24. Parév Lorik
Miléna
Le réveil est aussi brumeux que ma soirée d’hier. Je ne suis descendue manger un morceau qu’une fois Maxime monté dans sa chambre, et j’ai fait aussi peu de bruit que possible. Le voir avec Nina m’a clairement fait mal. Pourquoi est-ce que je prends cela trop à cœur ? Maxime et moi ne nous sommes embrassés qu’une fois, il n’y a rien entre nous, je me l’interdis. Comme je le lui ai dit hier, c’est ce qu’il y a de mieux pour chacun de nous. Je garde évidemment en mémoire ma conversation avec Marie. Elle a raison, les enfants se sont déjà attachés à moi, et son fils aussi. La réciproque est également vraie. Je ne peux pas aller plus loin avec lui alors que je ne sais pas où je serai dans une semaine. Pour autant, ma réaction en voyant la bouche de la nounou fermement campée sur celle de mon hôte m’a fait comprendre que l’attachement était déjà fort. On est loin du petit pic de jalousie. J’étais clairement blessée, alors que nous ne sommes même pas ensemble, que nous ne nous sommes rien promis, qu’il ne se passe rien entre nous. Quand bien même il semble en avoir autant envie que moi. De quoi a-t-il envie au juste, d’ailleurs ? Si son objectif, c’est de tirer un coup, pourquoi est-ce que je ne craque pas ? On a tous des besoins après tout, non ? Mais ça compliquerait les choses. Je vis sous son toit, il m’héberge gracieusement et peut me mettre à la porte du jour au lendemain si ça lui chante. S’il cherche du sérieux, je ne suis clairement pas prête.

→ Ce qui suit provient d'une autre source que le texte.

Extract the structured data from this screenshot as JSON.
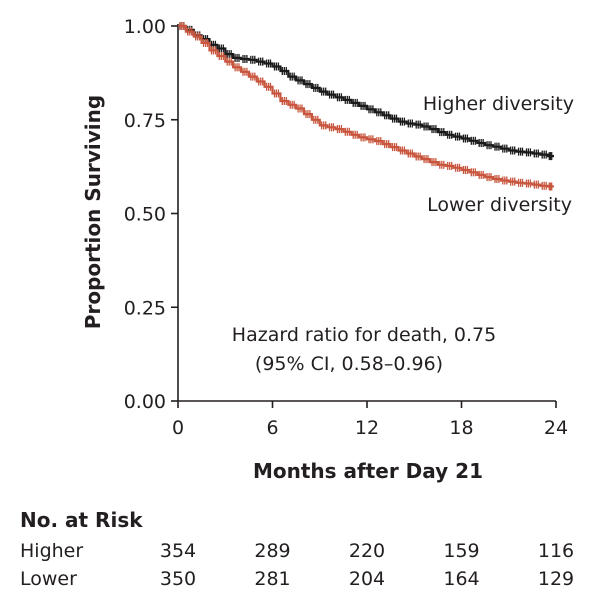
{
  "chart_data": {
    "type": "line",
    "subtype": "kaplan-meier",
    "title": "",
    "xlabel": "Months after Day 21",
    "ylabel": "Proportion Surviving",
    "xlim": [
      0,
      24
    ],
    "ylim": [
      0,
      1
    ],
    "x_ticks": [
      0,
      6,
      12,
      18,
      24
    ],
    "x_tick_labels": [
      "0",
      "6",
      "12",
      "18",
      "24"
    ],
    "y_ticks": [
      0,
      0.25,
      0.5,
      0.75,
      1.0
    ],
    "y_tick_labels": [
      "0.00",
      "0.25",
      "0.50",
      "0.75",
      "1.00"
    ],
    "grid": false,
    "legend": "none",
    "series": [
      {
        "name": "Higher diversity",
        "color": "#1a1a1a",
        "x": [
          0,
          0.5,
          1,
          1.5,
          2,
          2.5,
          3,
          3.5,
          4,
          4.5,
          5,
          5.5,
          6,
          6.5,
          7,
          7.5,
          8,
          8.5,
          9,
          9.5,
          10,
          10.5,
          11,
          11.5,
          12,
          12.5,
          13,
          13.5,
          14,
          14.5,
          15,
          15.5,
          16,
          16.5,
          17,
          17.5,
          18,
          18.5,
          19,
          19.5,
          20,
          20.5,
          21,
          21.5,
          22,
          22.5,
          23,
          23.5,
          23.8
        ],
        "y": [
          1.0,
          0.99,
          0.975,
          0.965,
          0.95,
          0.94,
          0.925,
          0.915,
          0.912,
          0.91,
          0.905,
          0.9,
          0.892,
          0.88,
          0.865,
          0.855,
          0.845,
          0.835,
          0.825,
          0.817,
          0.81,
          0.803,
          0.795,
          0.787,
          0.778,
          0.77,
          0.762,
          0.753,
          0.745,
          0.74,
          0.737,
          0.732,
          0.725,
          0.717,
          0.71,
          0.705,
          0.7,
          0.694,
          0.688,
          0.682,
          0.678,
          0.673,
          0.668,
          0.665,
          0.663,
          0.66,
          0.657,
          0.653,
          0.65
        ]
      },
      {
        "name": "Lower diversity",
        "color": "#c8553d",
        "x": [
          0,
          0.5,
          1,
          1.5,
          2,
          2.5,
          3,
          3.5,
          4,
          4.5,
          5,
          5.5,
          6,
          6.5,
          7,
          7.5,
          8,
          8.5,
          9,
          9.5,
          10,
          10.5,
          11,
          11.5,
          12,
          12.5,
          13,
          13.5,
          14,
          14.5,
          15,
          15.5,
          16,
          16.5,
          17,
          17.5,
          18,
          18.5,
          19,
          19.5,
          20,
          20.5,
          21,
          21.5,
          22,
          22.5,
          23,
          23.5,
          23.8
        ],
        "y": [
          1.0,
          0.985,
          0.972,
          0.955,
          0.935,
          0.92,
          0.905,
          0.89,
          0.878,
          0.865,
          0.852,
          0.838,
          0.82,
          0.8,
          0.79,
          0.78,
          0.765,
          0.75,
          0.735,
          0.73,
          0.725,
          0.718,
          0.71,
          0.703,
          0.698,
          0.693,
          0.685,
          0.677,
          0.668,
          0.66,
          0.652,
          0.645,
          0.637,
          0.63,
          0.627,
          0.622,
          0.616,
          0.61,
          0.603,
          0.597,
          0.592,
          0.588,
          0.585,
          0.582,
          0.58,
          0.577,
          0.574,
          0.572,
          0.57
        ]
      }
    ],
    "annotation": {
      "line1": "Hazard ratio for death, 0.75",
      "line2": "(95% CI, 0.58–0.96)"
    }
  },
  "risk_table": {
    "title": "No. at Risk",
    "rows": [
      {
        "label": "Higher",
        "values": [
          "354",
          "289",
          "220",
          "159",
          "116"
        ]
      },
      {
        "label": "Lower",
        "values": [
          "350",
          "281",
          "204",
          "164",
          "129"
        ]
      }
    ]
  }
}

Vahik est mort il y a si peu de temps… J’ai l’impression de pouvoir encore sentir l’odeur de son gel douche quand j’entre dans la salle de bain, ses mains sur mon corps lorsque je me savonne, sa bouche sur la… Non, ça, ce serait mentir. Depuis que j’ai embrassé Maxime, c’est le souvenir de ses lèvres sur les miennes qui hante mes pensées. Lui, rien que lui.
Je suis vraiment mal. Si je prends le temps d’y réfléchir et que je suis honnête avec moi-même, je suis en train de tomber amoureuse de Maxime. Et ça, c’est mauvais. Vraiment pas le bon plan, quand on sait qu’il est seul depuis plusieurs années, quand, moi, je ne sais pas ce que je vais faire de ma vie. Il m’arrive aussi de me demander si j’éprouve de l’affection pour lui parce qu’il m’a tendu la main. C’est vrai, arrivée à Calais, j’étais vraiment épuisée et assez déprimée, j’avais besoin d’un signe, d’un soutien, et il a été là. Comment puis-je être sûre que ma détresse psychologique n’est pas ce qui guide mes émotions quand il s’agit de Maxime ? Je suis perdue et j’en viens à me dire qu’il vaudrait sans doute mieux que je parte.

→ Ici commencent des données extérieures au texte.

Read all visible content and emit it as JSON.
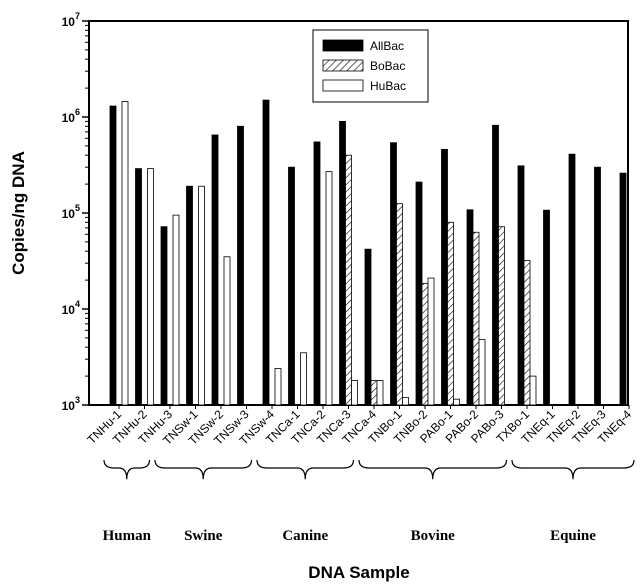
{
  "chart_data": {
    "type": "bar",
    "title": "",
    "xlabel": "DNA Sample",
    "ylabel": "Copies/ng DNA",
    "yscale": "log",
    "ylim": [
      1000,
      10000000
    ],
    "yticks": [
      {
        "value": 1000,
        "base": "10",
        "exp": "3"
      },
      {
        "value": 10000,
        "base": "10",
        "exp": "4"
      },
      {
        "value": 100000,
        "base": "10",
        "exp": "5"
      },
      {
        "value": 1000000,
        "base": "10",
        "exp": "6"
      },
      {
        "value": 10000000,
        "base": "10",
        "exp": "7"
      }
    ],
    "legend_position": "top-center",
    "categories": [
      "TNHu-1",
      "TNHu-2",
      "TNHu-3",
      "TNSw-1",
      "TNSw-2",
      "TNSw-3",
      "TNSw-4",
      "TNCa-1",
      "TNCa-2",
      "TNCa-3",
      "TNCa-4",
      "TNBo-1",
      "TNBo-2",
      "PABo-1",
      "PABo-2",
      "PABo-3",
      "TXBo-1",
      "TNEq-1",
      "TNEq-2",
      "TNEq-3",
      "TNEq-4"
    ],
    "series": [
      {
        "name": "AllBac",
        "style": "solid",
        "color": "#000000",
        "values": [
          1300000,
          290000,
          72000,
          190000,
          650000,
          800000,
          1500000,
          300000,
          550000,
          900000,
          42000,
          540000,
          210000,
          460000,
          108000,
          820000,
          310000,
          107000,
          410000,
          300000,
          260000
        ]
      },
      {
        "name": "BoBac",
        "style": "hatched",
        "color": "#ffffff",
        "values": [
          null,
          null,
          null,
          null,
          null,
          null,
          null,
          null,
          null,
          400000,
          1800,
          125000,
          18500,
          80000,
          63000,
          72000,
          32000,
          null,
          null,
          null,
          null
        ]
      },
      {
        "name": "HuBac",
        "style": "open",
        "color": "#ffffff",
        "values": [
          1450000,
          290000,
          95000,
          190000,
          35000,
          null,
          2400,
          3500,
          270000,
          1800,
          1800,
          1200,
          21000,
          1150,
          4800,
          null,
          2000,
          null,
          null,
          null,
          null
        ]
      }
    ],
    "groups": [
      {
        "name": "Human",
        "from": 0,
        "to": 1
      },
      {
        "name": "Swine",
        "from": 2,
        "to": 5
      },
      {
        "name": "Canine",
        "from": 6,
        "to": 9
      },
      {
        "name": "Bovine",
        "from": 10,
        "to": 15
      },
      {
        "name": "Equine",
        "from": 16,
        "to": 20
      }
    ]
  }
}
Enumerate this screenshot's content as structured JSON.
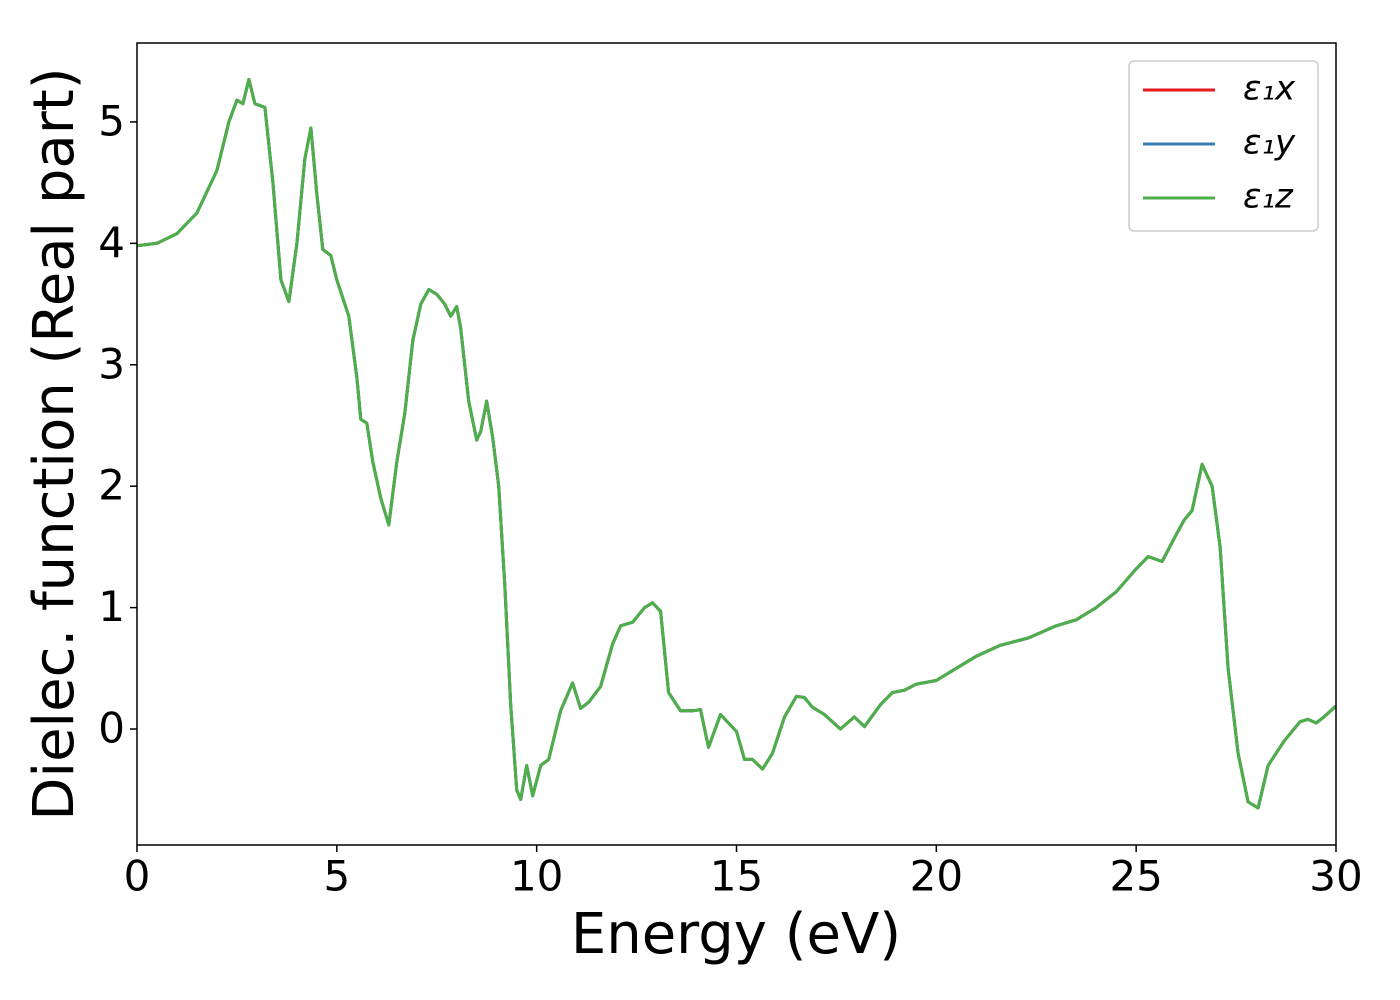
{
  "chart_data": {
    "type": "line",
    "xlabel": "Energy (eV)",
    "ylabel": "Dielec. function (Real part)",
    "x": [
      0,
      0.5,
      1.0,
      1.5,
      2.0,
      2.3,
      2.5,
      2.65,
      2.8,
      2.95,
      3.2,
      3.4,
      3.6,
      3.8,
      4.0,
      4.2,
      4.35,
      4.5,
      4.65,
      4.85,
      5.0,
      5.3,
      5.5,
      5.6,
      5.75,
      5.9,
      6.1,
      6.3,
      6.5,
      6.7,
      6.9,
      7.1,
      7.3,
      7.5,
      7.7,
      7.85,
      8.0,
      8.1,
      8.3,
      8.5,
      8.6,
      8.75,
      8.9,
      9.05,
      9.2,
      9.35,
      9.5,
      9.6,
      9.75,
      9.9,
      10.1,
      10.3,
      10.6,
      10.9,
      11.1,
      11.3,
      11.6,
      11.9,
      12.1,
      12.4,
      12.7,
      12.9,
      13.1,
      13.3,
      13.6,
      13.9,
      14.1,
      14.3,
      14.6,
      14.8,
      15.0,
      15.2,
      15.4,
      15.65,
      15.9,
      16.2,
      16.5,
      16.7,
      16.9,
      17.2,
      17.6,
      17.95,
      18.2,
      18.6,
      18.9,
      19.2,
      19.5,
      20.0,
      20.5,
      21.0,
      21.6,
      22.3,
      23.0,
      23.5,
      24.0,
      24.5,
      25.0,
      25.3,
      25.65,
      26.0,
      26.2,
      26.4,
      26.65,
      26.9,
      27.1,
      27.3,
      27.55,
      27.8,
      28.05,
      28.3,
      28.7,
      29.1,
      29.3,
      29.5,
      29.7,
      30.0
    ],
    "series": [
      {
        "name": "ε₁x",
        "color": "#e41a1c",
        "values": [
          3.98,
          4.0,
          4.08,
          4.25,
          4.6,
          5.0,
          5.18,
          5.15,
          5.35,
          5.15,
          5.12,
          4.5,
          3.7,
          3.52,
          4.0,
          4.7,
          4.95,
          4.4,
          3.95,
          3.9,
          3.7,
          3.4,
          2.9,
          2.55,
          2.52,
          2.2,
          1.9,
          1.68,
          2.2,
          2.6,
          3.2,
          3.5,
          3.62,
          3.58,
          3.5,
          3.4,
          3.48,
          3.3,
          2.7,
          2.38,
          2.45,
          2.7,
          2.4,
          2.0,
          1.2,
          0.2,
          -0.5,
          -0.58,
          -0.3,
          -0.55,
          -0.3,
          -0.25,
          0.15,
          0.38,
          0.17,
          0.22,
          0.35,
          0.7,
          0.85,
          0.88,
          1.0,
          1.04,
          0.97,
          0.3,
          0.15,
          0.15,
          0.16,
          -0.15,
          0.12,
          0.05,
          -0.02,
          -0.25,
          -0.25,
          -0.33,
          -0.2,
          0.1,
          0.27,
          0.26,
          0.18,
          0.12,
          0.0,
          0.1,
          0.02,
          0.2,
          0.3,
          0.32,
          0.37,
          0.4,
          0.5,
          0.6,
          0.69,
          0.75,
          0.85,
          0.9,
          1.0,
          1.13,
          1.32,
          1.42,
          1.38,
          1.6,
          1.72,
          1.8,
          2.18,
          2.0,
          1.5,
          0.5,
          -0.2,
          -0.6,
          -0.65,
          -0.3,
          -0.1,
          0.06,
          0.08,
          0.05,
          0.1,
          0.19
        ]
      },
      {
        "name": "ε₁y",
        "color": "#377eb8",
        "values": [
          3.98,
          4.0,
          4.08,
          4.25,
          4.6,
          5.0,
          5.18,
          5.15,
          5.35,
          5.15,
          5.12,
          4.5,
          3.7,
          3.52,
          4.0,
          4.7,
          4.95,
          4.4,
          3.95,
          3.9,
          3.7,
          3.4,
          2.9,
          2.55,
          2.52,
          2.2,
          1.9,
          1.68,
          2.2,
          2.6,
          3.2,
          3.5,
          3.62,
          3.58,
          3.5,
          3.4,
          3.48,
          3.3,
          2.7,
          2.38,
          2.45,
          2.7,
          2.4,
          2.0,
          1.2,
          0.2,
          -0.5,
          -0.58,
          -0.3,
          -0.55,
          -0.3,
          -0.25,
          0.15,
          0.38,
          0.17,
          0.22,
          0.35,
          0.7,
          0.85,
          0.88,
          1.0,
          1.04,
          0.97,
          0.3,
          0.15,
          0.15,
          0.16,
          -0.15,
          0.12,
          0.05,
          -0.02,
          -0.25,
          -0.25,
          -0.33,
          -0.2,
          0.1,
          0.27,
          0.26,
          0.18,
          0.12,
          0.0,
          0.1,
          0.02,
          0.2,
          0.3,
          0.32,
          0.37,
          0.4,
          0.5,
          0.6,
          0.69,
          0.75,
          0.85,
          0.9,
          1.0,
          1.13,
          1.32,
          1.42,
          1.38,
          1.6,
          1.72,
          1.8,
          2.18,
          2.0,
          1.5,
          0.5,
          -0.2,
          -0.6,
          -0.65,
          -0.3,
          -0.1,
          0.06,
          0.08,
          0.05,
          0.1,
          0.19
        ]
      },
      {
        "name": "ε₁z",
        "color": "#4daf4a",
        "values": [
          3.98,
          4.0,
          4.08,
          4.25,
          4.6,
          5.0,
          5.18,
          5.15,
          5.35,
          5.15,
          5.12,
          4.5,
          3.7,
          3.52,
          4.0,
          4.7,
          4.95,
          4.4,
          3.95,
          3.9,
          3.7,
          3.4,
          2.9,
          2.55,
          2.52,
          2.2,
          1.9,
          1.68,
          2.2,
          2.6,
          3.2,
          3.5,
          3.62,
          3.58,
          3.5,
          3.4,
          3.48,
          3.3,
          2.7,
          2.38,
          2.45,
          2.7,
          2.4,
          2.0,
          1.2,
          0.2,
          -0.5,
          -0.58,
          -0.3,
          -0.55,
          -0.3,
          -0.25,
          0.15,
          0.38,
          0.17,
          0.22,
          0.35,
          0.7,
          0.85,
          0.88,
          1.0,
          1.04,
          0.97,
          0.3,
          0.15,
          0.15,
          0.16,
          -0.15,
          0.12,
          0.05,
          -0.02,
          -0.25,
          -0.25,
          -0.33,
          -0.2,
          0.1,
          0.27,
          0.26,
          0.18,
          0.12,
          0.0,
          0.1,
          0.02,
          0.2,
          0.3,
          0.32,
          0.37,
          0.4,
          0.5,
          0.6,
          0.69,
          0.75,
          0.85,
          0.9,
          1.0,
          1.13,
          1.32,
          1.42,
          1.38,
          1.6,
          1.72,
          1.8,
          2.18,
          2.0,
          1.5,
          0.5,
          -0.2,
          -0.6,
          -0.65,
          -0.3,
          -0.1,
          0.06,
          0.08,
          0.05,
          0.1,
          0.19
        ]
      }
    ],
    "xlim": [
      0,
      30
    ],
    "xticks": [
      0,
      5,
      10,
      15,
      20,
      25,
      30
    ],
    "ylim": [
      -0.955,
      5.65
    ],
    "yticks": [
      0,
      1,
      2,
      3,
      4,
      5
    ],
    "grid": false,
    "legend": "upper right"
  }
}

Je soupire et me lève finalement. Vu l’heure, Maxime ne devrait pas tarder à partir et je me demande si je vais voir la nounou aussi de bon matin. Je n’en ai aucune envie, mais il va falloir que je m’y fasse. Nina is back, et je sens qu’elle va devenir mon pire cauchemar.
J’enfile le tee-shirt que Maxime m’a prêté et me dis que je pourrais très bien me promener comme ça dans la maison, histoire de provoquer la nounou plus chaude que le four qui cuirait un gratin, mais je suis mieux élevée que ça. Autant que la provocation soit discrète. Que dis-je, il ne faut pas provoquer… Alors pourquoi je mets ce haut alors que d’ordinaire je l’utilise pour dormir ? Et pourquoi je me suis demandé si Nina n’avait pas déjà vu Maxime dedans ? Je vrille, c’est inquiétant.

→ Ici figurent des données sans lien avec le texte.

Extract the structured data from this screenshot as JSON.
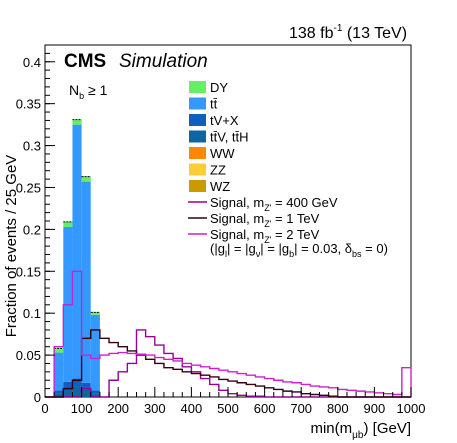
{
  "header": {
    "lumi": "138 fb",
    "lumi_sup": "-1",
    "energy": " (13 TeV)"
  },
  "cms": {
    "bold": "CMS",
    "italic": "Simulation"
  },
  "selection": {
    "main": "N",
    "sub": "b",
    "rest": " ≥ 1"
  },
  "legend": {
    "entries": [
      {
        "key": "dy",
        "label": "DY",
        "color": "#66ee66"
      },
      {
        "key": "tt",
        "label": "tt̄",
        "color": "#3399ff"
      },
      {
        "key": "tvx",
        "label": "tV+X",
        "color": "#0f5fc0"
      },
      {
        "key": "ttvh",
        "label": "tt̄V, tt̄H",
        "color": "#0c66a0"
      },
      {
        "key": "ww",
        "label": "WW",
        "color": "#ff8800"
      },
      {
        "key": "zz",
        "label": "ZZ",
        "color": "#ffcc33"
      },
      {
        "key": "wz",
        "label": "WZ",
        "color": "#cc9900"
      }
    ],
    "signals": [
      {
        "pre": "Signal, m",
        "sub": "Z'",
        "post": " = 400 GeV",
        "color": "#990099"
      },
      {
        "pre": "Signal, m",
        "sub": "Z'",
        "post": " = 1 TeV",
        "color": "#330011"
      },
      {
        "pre": "Signal, m",
        "sub": "Z'",
        "post": " = 2 TeV",
        "color": "#cc22cc"
      }
    ],
    "couplings": {
      "p1": "(|g",
      "s1": "l",
      "p2": "| = |g",
      "s2": "ν",
      "p3": "| = |g",
      "s3": "b",
      "p4": "| = 0.03, δ",
      "s4": "bs",
      "p5": " = 0)"
    }
  },
  "chart_data": {
    "type": "bar",
    "stacked": true,
    "bin_width": 25,
    "x_edges": [
      25,
      50,
      75,
      100,
      125,
      150
    ],
    "xlim": [
      0,
      1000
    ],
    "ylim": [
      0,
      0.42
    ],
    "xlabel": {
      "main": "min(m",
      "sub": "μb",
      "post": ") [GeV]"
    },
    "ylabel": "Fraction of events / 25 GeV",
    "x_ticks": [
      0,
      100,
      200,
      300,
      400,
      500,
      600,
      700,
      800,
      900,
      1000
    ],
    "y_ticks": [
      0,
      0.05,
      0.1,
      0.15,
      0.2,
      0.25,
      0.3,
      0.35,
      0.4
    ],
    "y_tick_labels": [
      "0",
      "0.05",
      "0.1",
      "0.15",
      "0.2",
      "0.25",
      "0.3",
      "0.35",
      "0.4"
    ],
    "series": [
      {
        "name": "tt̄V, tt̄H",
        "color": "#0c66a0",
        "values": [
          0.004,
          0.01,
          0.012,
          0.009,
          0.004
        ]
      },
      {
        "name": "tV+X",
        "color": "#0f5fc0",
        "values": [
          0.004,
          0.008,
          0.01,
          0.008,
          0.004
        ]
      },
      {
        "name": "tt̄",
        "color": "#3399ff",
        "values": [
          0.045,
          0.185,
          0.303,
          0.24,
          0.09
        ]
      },
      {
        "name": "DY",
        "color": "#66ee66",
        "values": [
          0.005,
          0.006,
          0.006,
          0.006,
          0.003
        ]
      }
    ],
    "signal_edges": [
      0,
      25,
      50,
      75,
      100,
      125,
      150,
      175,
      200,
      225,
      250,
      275,
      300,
      325,
      350,
      375,
      400,
      425,
      450,
      475,
      500,
      525,
      550,
      575,
      600,
      625,
      650,
      675,
      700,
      725,
      750,
      775,
      800,
      825,
      850,
      875,
      900,
      925,
      950,
      975,
      1000
    ],
    "signal_series": [
      {
        "name": "Signal, m_Z' = 400 GeV",
        "color": "#990099",
        "values": [
          0,
          0,
          0,
          0,
          0.01,
          0,
          0,
          0.02,
          0.03,
          0.04,
          0.08,
          0.072,
          0.062,
          0.052,
          0.046,
          0.036,
          0.03,
          0.022,
          0.015,
          0.008,
          0.004,
          0.002,
          0.001,
          0.001,
          0,
          0,
          0,
          0,
          0,
          0,
          0,
          0,
          0,
          0,
          0,
          0,
          0,
          0,
          0,
          0
        ]
      },
      {
        "name": "Signal, m_Z' = 1 TeV",
        "color": "#330011",
        "values": [
          0,
          0,
          0.01,
          0.02,
          0.07,
          0.08,
          0.07,
          0.065,
          0.06,
          0.055,
          0.05,
          0.045,
          0.04,
          0.035,
          0.033,
          0.03,
          0.028,
          0.026,
          0.024,
          0.021,
          0.019,
          0.017,
          0.015,
          0.013,
          0.011,
          0.009,
          0.007,
          0.006,
          0.004,
          0.003,
          0.002,
          0.001,
          0,
          0,
          0,
          0,
          0,
          0,
          0,
          0
        ]
      },
      {
        "name": "Signal, m_Z' = 2 TeV",
        "color": "#cc22cc",
        "values": [
          0,
          0.06,
          0.11,
          0.15,
          0.05,
          0.046,
          0.05,
          0.052,
          0.053,
          0.052,
          0.051,
          0.05,
          0.047,
          0.045,
          0.043,
          0.04,
          0.038,
          0.036,
          0.034,
          0.032,
          0.03,
          0.028,
          0.026,
          0.024,
          0.022,
          0.02,
          0.018,
          0.017,
          0.015,
          0.013,
          0.012,
          0.011,
          0.009,
          0.008,
          0.007,
          0.006,
          0.005,
          0.004,
          0.003,
          0.035
        ]
      }
    ]
  }
}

Je passe rapidement par ma salle de bain, me brosse les dents et défais la tresse que j’ai l’habitude de faire pour dormir avant de descendre au rez-de-chaussée, où j’ai le déplaisir de tomber sur Nina, affairée dans la cuisine sous le regard à la fois embrumé et hypnotisé des trois châtelains. J’ai presque envie de faire demi-tour…
— Bonjour, dis-je doucement malgré tout en allant récupérer une tasse dans le placard pour me servir un café.
— Bonjour Miléna, me répond tout de suite Maxime dont le regard est dirigé vers moi.
— Bonjour ! me lance Lili qui se lève et vient me faire un bisou alors que son frère ne m’adresse pas la parole.
Je serre Emilie contre moi et dépose un baiser sur sa tête, avant d’aller embrasser Maxime sur la joue et de poser ma main sur l’épaule de Tom, seul contact qu’il accepte de ma part et qui est devenu un rituel de plus dans sa vie bien ordonnée.
— Pas de musique ce matin ? demandé-je en avisant le vieux poste radio que j’ai eu le malheur d’allumer un matin.
Tom a détesté ça. Comment pouvais-je savoir qu’il fallait absolument que le petit déjeuner soit calme ? Sauf que Lili a adoré petit-déjeuner en chantonnant, en dansant parfois. Alors maintenant, et après d’âpres négociations entre Maxime et lui, le mardi et le vendredi matin, c’est musique.
— Ah non, dit Nina. Tom n’aime pas la musique le matin, voyons.
— D’accord… Donc, retour aux bonnes vieilles habitudes ? demandé-je en jetant un œil à Maxime.
— Le mardi, on peut mettre la musique maintenant, s’exprime Tom, comme si ça avait toujours été comme ça. Miléna a dit qu’il fallait des moments pour Lili aussi.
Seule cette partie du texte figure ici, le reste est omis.